Local government law is constantly changing and local authorities need to review their services regularly to ensure they are meeting the needs of their communities. This means that those providing legal services to local authorities – both in the public and private sector – need to find ways of working that meet the requirements of current and future circumstances.

The partnering approach helps local authorities and law firms to work effectively and is currently being used by Geldards and Sheffield City Council for a successful working relationship. The organisations involved use the strength of their resources for mutual benefit, going beyond traditional relationships such as provider/client and contractor/sub-contractor.

The firms and the local authorities communicate regularly on matters of interest and engage in activities which are useful to all involved, such as training, update meetings, briefings and publicity.

This approach can be used effectively to pursue business opportunities. Local authorities have limited resources and will be looking for high quality and cost-effective services.

Analysis by local authority and private sector lawyers brings a broad perspective to a potential piece of work, meaning that those who work together in a partnering approach are good at identifying the most effective way of completing work and at writing convincing proposals. A law firm will have experience of tendering for work and acting on many different local authority matters, whilst a local authority will have political awareness and empathy from working directly within local government. These attributes can be used throughout the delivery of a project and the pooling of resources can help achieve efficient delivery and competitive pricing. Many clients not expect added value from providers of legal services. The partnering approach allows organisations to combine their skills and resources to provide added value services, which reduces the demand on each individual organisation and increases the impact of the services. Public and private sector lawyers work together as one team, ultimately achieving the best possible results for the team’s clients.

Geldards and Sheffield City Council developed our partnering approach after recognising that each organisation had something to offer the other. We have worked together on a range of initiatives.

So far our focus has been on tendering for appointment to frameworks, which will give us a wide range of opportunities to work together on particular instructions in the future. We succeeded in being appointed to a regional framework which provides us with immediate access to work with six councils and a combined authority, as well as the potential for other public bodies to become customers on the framework. We produced our tender in recognition of the relative strengths of each of us in different areas, with each body named as the main supplier for some lots and the other in a supporting role. Since appointment we have been planning how to co-ordinate our efforts to win as much work as possible and to deliver as efficiently as possible the added value services required of us.

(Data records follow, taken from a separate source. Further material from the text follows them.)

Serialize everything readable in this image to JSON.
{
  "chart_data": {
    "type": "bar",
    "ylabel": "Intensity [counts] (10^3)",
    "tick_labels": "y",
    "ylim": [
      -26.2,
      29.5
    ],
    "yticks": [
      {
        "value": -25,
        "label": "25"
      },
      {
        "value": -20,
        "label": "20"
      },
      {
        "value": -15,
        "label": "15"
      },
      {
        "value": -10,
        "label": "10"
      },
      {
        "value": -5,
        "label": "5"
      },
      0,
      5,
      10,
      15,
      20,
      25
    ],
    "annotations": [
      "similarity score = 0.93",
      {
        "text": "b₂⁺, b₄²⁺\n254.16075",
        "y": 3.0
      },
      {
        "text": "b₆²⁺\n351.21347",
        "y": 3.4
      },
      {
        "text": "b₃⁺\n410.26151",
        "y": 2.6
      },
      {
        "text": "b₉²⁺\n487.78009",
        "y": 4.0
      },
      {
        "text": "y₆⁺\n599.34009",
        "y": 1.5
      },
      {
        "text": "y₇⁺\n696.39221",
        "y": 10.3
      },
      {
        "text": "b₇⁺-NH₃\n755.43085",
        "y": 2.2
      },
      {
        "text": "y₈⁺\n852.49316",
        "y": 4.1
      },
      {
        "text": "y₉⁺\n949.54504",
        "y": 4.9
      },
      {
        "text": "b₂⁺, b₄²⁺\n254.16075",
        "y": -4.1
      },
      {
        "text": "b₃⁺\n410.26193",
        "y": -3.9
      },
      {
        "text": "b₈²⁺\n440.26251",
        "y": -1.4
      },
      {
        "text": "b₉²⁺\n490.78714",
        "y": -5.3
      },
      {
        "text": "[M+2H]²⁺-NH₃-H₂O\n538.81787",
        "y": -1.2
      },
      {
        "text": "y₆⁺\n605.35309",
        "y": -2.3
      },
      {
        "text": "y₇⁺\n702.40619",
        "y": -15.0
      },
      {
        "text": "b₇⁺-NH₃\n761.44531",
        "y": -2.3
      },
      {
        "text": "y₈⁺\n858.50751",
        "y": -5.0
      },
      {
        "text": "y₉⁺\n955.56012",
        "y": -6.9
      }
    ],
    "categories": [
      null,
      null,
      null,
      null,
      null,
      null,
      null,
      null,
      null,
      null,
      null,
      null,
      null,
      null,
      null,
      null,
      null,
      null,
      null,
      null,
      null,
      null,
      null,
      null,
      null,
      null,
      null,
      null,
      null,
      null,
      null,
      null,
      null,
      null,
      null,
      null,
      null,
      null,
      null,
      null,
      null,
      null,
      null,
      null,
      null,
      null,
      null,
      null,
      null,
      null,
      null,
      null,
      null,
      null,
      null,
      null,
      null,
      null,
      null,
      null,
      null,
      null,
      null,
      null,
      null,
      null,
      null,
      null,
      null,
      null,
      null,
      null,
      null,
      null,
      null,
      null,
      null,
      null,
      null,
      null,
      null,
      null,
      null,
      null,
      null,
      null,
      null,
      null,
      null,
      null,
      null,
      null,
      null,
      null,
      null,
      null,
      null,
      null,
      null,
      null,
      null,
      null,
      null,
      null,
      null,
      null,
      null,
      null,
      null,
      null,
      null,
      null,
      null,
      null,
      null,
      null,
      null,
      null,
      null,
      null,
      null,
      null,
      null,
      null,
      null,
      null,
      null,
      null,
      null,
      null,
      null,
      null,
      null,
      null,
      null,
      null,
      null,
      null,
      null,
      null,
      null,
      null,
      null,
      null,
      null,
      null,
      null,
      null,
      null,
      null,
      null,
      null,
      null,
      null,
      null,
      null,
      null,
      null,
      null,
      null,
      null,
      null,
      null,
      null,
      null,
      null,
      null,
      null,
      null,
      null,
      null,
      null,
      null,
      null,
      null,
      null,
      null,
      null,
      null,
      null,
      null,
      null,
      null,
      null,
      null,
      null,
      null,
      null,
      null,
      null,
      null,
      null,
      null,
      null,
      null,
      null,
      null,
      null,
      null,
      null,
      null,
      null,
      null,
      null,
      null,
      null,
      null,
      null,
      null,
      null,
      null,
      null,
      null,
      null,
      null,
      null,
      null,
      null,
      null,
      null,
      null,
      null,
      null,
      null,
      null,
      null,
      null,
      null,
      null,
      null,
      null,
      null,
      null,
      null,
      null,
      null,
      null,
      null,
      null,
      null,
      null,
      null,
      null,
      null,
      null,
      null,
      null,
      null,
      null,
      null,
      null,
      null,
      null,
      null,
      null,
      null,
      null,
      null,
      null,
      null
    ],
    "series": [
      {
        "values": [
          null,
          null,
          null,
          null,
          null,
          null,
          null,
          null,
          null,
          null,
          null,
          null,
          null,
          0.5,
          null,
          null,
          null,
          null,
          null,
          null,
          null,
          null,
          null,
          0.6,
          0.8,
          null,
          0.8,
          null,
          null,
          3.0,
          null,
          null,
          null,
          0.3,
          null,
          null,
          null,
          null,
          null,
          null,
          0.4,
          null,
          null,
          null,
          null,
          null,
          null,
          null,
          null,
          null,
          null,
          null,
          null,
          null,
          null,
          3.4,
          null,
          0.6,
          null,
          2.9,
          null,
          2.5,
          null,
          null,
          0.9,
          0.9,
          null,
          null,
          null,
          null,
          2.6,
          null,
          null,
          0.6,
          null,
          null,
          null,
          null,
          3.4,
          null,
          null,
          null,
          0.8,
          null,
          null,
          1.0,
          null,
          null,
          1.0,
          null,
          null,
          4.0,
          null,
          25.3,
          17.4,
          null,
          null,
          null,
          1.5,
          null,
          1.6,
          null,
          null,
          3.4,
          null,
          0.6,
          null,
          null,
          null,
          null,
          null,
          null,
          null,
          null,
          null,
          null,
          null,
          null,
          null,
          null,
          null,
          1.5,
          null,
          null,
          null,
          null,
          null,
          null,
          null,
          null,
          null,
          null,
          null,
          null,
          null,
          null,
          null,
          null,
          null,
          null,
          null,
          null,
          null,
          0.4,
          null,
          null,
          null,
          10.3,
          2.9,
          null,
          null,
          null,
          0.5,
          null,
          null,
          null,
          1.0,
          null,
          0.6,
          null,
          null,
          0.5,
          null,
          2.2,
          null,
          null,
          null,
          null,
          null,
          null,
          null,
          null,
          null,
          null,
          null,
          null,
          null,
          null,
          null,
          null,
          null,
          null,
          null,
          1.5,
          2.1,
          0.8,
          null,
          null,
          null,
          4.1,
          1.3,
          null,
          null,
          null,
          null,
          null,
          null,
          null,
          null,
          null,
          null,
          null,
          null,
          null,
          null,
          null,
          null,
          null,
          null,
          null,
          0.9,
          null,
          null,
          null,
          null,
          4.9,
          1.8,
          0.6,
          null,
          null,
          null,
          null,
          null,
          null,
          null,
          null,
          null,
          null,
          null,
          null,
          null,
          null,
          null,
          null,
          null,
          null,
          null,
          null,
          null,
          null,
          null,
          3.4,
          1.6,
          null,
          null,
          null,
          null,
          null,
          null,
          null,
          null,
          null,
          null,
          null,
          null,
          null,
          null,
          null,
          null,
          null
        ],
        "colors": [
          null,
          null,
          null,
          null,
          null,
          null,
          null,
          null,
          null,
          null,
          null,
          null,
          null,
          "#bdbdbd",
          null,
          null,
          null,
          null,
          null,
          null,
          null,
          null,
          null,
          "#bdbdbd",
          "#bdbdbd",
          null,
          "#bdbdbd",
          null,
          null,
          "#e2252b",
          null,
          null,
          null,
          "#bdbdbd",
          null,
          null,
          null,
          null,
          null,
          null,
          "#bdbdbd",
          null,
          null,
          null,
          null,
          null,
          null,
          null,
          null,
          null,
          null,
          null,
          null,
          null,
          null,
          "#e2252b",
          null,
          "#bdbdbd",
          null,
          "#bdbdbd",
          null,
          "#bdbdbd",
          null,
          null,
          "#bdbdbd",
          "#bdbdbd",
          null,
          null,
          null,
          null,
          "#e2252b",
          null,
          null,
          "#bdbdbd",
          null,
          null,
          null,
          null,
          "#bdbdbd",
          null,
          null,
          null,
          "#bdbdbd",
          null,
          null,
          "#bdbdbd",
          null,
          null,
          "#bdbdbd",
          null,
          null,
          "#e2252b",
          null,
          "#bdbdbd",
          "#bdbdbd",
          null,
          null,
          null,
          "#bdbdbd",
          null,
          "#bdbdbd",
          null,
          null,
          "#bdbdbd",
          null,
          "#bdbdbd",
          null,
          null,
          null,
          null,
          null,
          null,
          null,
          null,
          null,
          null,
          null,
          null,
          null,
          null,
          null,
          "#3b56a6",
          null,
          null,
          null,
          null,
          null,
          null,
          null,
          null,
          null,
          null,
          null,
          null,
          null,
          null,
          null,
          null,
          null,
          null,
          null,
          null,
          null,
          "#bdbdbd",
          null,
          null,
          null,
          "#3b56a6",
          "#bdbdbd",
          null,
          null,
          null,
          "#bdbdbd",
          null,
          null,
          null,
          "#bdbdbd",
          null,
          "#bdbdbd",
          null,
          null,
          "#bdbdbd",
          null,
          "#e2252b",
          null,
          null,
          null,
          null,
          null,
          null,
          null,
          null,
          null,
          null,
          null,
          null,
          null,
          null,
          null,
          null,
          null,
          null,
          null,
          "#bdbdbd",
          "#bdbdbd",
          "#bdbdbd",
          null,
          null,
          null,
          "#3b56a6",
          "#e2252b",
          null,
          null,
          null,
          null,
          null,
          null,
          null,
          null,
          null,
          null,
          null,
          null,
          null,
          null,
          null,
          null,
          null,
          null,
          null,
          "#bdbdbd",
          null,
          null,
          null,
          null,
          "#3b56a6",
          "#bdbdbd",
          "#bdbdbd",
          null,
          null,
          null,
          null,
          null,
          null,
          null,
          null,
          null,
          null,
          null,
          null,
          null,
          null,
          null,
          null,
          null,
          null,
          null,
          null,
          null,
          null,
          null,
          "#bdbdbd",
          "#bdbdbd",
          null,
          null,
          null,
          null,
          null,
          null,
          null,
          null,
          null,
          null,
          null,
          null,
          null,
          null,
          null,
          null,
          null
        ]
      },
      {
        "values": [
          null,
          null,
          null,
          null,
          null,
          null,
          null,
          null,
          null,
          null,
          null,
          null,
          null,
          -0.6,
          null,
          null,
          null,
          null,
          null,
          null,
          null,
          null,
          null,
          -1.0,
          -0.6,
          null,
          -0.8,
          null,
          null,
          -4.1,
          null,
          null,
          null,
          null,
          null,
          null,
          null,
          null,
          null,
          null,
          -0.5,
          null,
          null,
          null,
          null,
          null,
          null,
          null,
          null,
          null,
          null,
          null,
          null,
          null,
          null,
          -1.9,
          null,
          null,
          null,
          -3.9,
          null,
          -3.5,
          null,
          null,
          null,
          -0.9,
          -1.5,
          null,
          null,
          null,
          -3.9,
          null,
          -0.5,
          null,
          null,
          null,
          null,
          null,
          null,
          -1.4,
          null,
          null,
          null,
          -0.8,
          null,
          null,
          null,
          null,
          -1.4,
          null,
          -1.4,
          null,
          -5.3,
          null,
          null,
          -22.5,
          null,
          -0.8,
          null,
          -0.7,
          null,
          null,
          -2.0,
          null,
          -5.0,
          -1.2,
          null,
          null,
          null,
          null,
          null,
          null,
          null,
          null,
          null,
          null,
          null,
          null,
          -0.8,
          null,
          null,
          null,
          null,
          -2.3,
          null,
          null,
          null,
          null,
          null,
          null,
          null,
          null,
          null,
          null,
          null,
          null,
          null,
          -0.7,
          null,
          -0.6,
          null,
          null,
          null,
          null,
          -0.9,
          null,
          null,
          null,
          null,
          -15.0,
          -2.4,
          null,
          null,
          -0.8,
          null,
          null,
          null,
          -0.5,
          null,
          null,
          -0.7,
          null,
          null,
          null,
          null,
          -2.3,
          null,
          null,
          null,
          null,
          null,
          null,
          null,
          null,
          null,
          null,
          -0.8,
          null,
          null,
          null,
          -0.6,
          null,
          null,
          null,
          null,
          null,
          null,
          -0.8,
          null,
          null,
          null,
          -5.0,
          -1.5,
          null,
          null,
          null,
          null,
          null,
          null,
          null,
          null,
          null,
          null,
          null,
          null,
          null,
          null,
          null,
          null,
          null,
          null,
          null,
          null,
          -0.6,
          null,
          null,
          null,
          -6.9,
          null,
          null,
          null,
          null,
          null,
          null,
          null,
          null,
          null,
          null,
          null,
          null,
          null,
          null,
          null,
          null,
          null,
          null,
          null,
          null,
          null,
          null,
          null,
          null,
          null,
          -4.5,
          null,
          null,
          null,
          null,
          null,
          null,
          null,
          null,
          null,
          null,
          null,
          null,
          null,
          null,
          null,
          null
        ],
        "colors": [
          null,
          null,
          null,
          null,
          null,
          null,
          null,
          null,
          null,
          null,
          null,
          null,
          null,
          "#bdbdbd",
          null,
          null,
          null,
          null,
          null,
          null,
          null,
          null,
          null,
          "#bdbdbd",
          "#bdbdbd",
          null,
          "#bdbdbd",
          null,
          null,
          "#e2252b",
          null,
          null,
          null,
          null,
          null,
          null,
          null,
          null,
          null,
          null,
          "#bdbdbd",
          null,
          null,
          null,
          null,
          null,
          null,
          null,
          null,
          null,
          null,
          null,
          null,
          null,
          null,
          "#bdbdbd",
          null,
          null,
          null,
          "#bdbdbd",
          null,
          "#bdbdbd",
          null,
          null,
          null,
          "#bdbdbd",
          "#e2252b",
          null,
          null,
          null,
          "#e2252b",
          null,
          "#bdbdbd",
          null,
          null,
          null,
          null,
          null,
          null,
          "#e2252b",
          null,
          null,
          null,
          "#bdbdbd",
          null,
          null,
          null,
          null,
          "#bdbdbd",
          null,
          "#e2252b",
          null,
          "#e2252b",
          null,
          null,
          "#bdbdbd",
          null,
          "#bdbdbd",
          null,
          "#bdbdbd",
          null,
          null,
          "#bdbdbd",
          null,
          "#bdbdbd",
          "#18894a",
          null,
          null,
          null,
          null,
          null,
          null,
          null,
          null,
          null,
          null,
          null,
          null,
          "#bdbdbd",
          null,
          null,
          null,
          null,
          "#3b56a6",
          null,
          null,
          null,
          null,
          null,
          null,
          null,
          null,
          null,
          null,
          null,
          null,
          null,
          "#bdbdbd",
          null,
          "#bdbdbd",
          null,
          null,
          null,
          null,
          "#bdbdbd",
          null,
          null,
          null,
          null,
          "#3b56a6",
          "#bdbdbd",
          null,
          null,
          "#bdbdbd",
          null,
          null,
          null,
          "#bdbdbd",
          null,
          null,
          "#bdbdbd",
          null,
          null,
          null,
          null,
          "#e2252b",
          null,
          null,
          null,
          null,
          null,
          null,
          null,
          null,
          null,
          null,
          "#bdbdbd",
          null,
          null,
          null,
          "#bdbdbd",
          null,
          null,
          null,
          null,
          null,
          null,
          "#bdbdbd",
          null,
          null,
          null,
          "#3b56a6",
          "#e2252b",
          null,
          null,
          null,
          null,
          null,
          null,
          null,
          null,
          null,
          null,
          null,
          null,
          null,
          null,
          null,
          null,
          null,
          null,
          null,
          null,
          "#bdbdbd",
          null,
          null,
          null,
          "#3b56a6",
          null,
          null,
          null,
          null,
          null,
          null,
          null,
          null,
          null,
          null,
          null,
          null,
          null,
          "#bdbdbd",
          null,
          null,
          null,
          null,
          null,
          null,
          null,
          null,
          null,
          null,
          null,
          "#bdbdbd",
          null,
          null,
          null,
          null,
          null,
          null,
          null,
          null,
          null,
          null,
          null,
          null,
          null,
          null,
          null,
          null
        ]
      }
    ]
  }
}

Our first added value offering was training provided by officers from Sheffield City Council, bringing insight from their experience of school exclusions. On other occasions, we have delivered training together, so giving local authority attendees the benefit of our combined expertise and experience. We have also given presentations and published articles together. Both Geldards and Sheffield have contributed legal detail and we have given a breadth of views, drawing on our combined experience.

For example, when we gave presentations on income generation by local authorities, one question of interest to local authorities has been how to interest and engage members in income generation activities. Geldards has contributed legal detail and comments on strategy and, as well as this, Sheffield has provided practical insight into the approach it has taken in its own activities.

Anyone listening to our presentations will have received a comprehensive overview of the legal issues and a helpful steer on the practical issues. We have found this approach to really resonate with the public sector.

As well as working together formally to complete client work and pursue business development, the relationship is such that we have regular contact with each other whenever we have something useful to share or need help from each other.

This approach is suitable for any type of services but it will be particularly effective when a client is seeking assistance with several different needs. For example, the Geldards/Sheffield arrangement enabled both organisations to be appointed to a framework to deliver a wide range of specialisms and to share the responsibility for leading on these. Geldards is leading on contracts and commercial law, highways and environment and local government law and corporate governance, whilst Sheffield City Council leads on childcare, adult social services and community law, general litigation and employment and pensions. Both Geldards and Sheffield City Council feel they have gained from the relationship and are keen to continue working together. Geldards has commented that its lawyers enjoy working with the council’s officers and have learned from them. Geldards considers that the working arrangements have allowed both organisations to offer excellent services to local authorities.

As a metropolitan district council and a core city, the council covers the full range of local authority legal work but has found that working with Geldards brings additional insight and experience. The skills and insight of each organisation complement each other, enabling them to provide a fully rounded and competitive offer.